Pacific Pathways, Kelly said, helps the Army strengthen its readiness for a decisive action fight, and also helps strengthen existing partnerships in the Pacific region.

As the U.S. rebalances to the Pacific region, Kelly said, "the Army's portion of that is reengaging or reinvigorating some of these partnerships with these various countries and allies and partners we have in the region."

Pathways, he said, helps make that re-engagement happen.

"I think the value of it is [that] it helps us with our interoperability, so we can work better," he said. "It improves our capabilities and their capabilities. And it reassures them that the U.S. is committed to the Pacific region. The fact you have American Soldiers out there with the shoulder patch on, it really makes a difference."
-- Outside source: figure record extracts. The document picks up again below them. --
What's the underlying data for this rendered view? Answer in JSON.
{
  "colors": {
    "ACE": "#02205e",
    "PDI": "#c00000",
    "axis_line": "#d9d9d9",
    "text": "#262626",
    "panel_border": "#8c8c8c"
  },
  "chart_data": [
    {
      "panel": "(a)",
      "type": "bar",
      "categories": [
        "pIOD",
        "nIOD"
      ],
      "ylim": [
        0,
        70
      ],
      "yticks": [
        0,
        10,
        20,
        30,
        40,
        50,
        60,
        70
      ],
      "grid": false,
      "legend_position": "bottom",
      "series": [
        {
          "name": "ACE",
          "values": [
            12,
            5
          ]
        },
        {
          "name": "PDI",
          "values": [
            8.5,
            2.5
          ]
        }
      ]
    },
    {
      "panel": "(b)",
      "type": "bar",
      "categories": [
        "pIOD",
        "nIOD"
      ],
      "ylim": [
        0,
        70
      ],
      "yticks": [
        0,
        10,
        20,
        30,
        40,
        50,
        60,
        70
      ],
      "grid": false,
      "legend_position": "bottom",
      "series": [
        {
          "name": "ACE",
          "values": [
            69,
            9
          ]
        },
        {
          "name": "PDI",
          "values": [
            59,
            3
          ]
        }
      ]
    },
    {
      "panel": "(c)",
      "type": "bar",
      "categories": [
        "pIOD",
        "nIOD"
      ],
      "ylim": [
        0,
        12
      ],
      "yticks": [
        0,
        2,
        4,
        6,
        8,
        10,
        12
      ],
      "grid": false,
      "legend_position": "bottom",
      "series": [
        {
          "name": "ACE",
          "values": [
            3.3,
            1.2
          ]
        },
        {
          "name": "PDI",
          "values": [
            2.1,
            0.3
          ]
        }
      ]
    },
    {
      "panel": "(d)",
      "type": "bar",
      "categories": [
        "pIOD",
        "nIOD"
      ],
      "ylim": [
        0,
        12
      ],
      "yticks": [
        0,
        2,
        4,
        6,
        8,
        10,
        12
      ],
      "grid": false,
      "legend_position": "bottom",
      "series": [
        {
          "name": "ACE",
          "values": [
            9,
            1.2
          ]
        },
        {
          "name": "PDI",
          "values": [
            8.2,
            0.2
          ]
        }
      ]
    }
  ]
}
When talking to his peers in the Pacific, Kelly said, he learned that they share many of the same concerns that the U.S. has, and U.S. presence in the region reinforces the message that the U.S. will stand behind its partners.

"In Australia and Indonesia and Malaysia, China was a topic for every counterpart I had," he said. "They clearly are concerned with China."

Kelly said that for Americans, concerns about Chinese assertiveness can seem distant -- but not for American allies in the Pacific region.

"To a smaller country like Indonesia and Malaysia, it's very real for them," he said. "It's very tangible ... I think the Pacific Pathways, having American Soldiers out there with them, having us engage with them, I think it helps reassure them in terms of the U.S. commitment to that region, how important it is. The fact that we are putting boots on the ground, the fact we physically have people out there with them -- I think it helps them with their calculus, as they are thinking through the issue out there."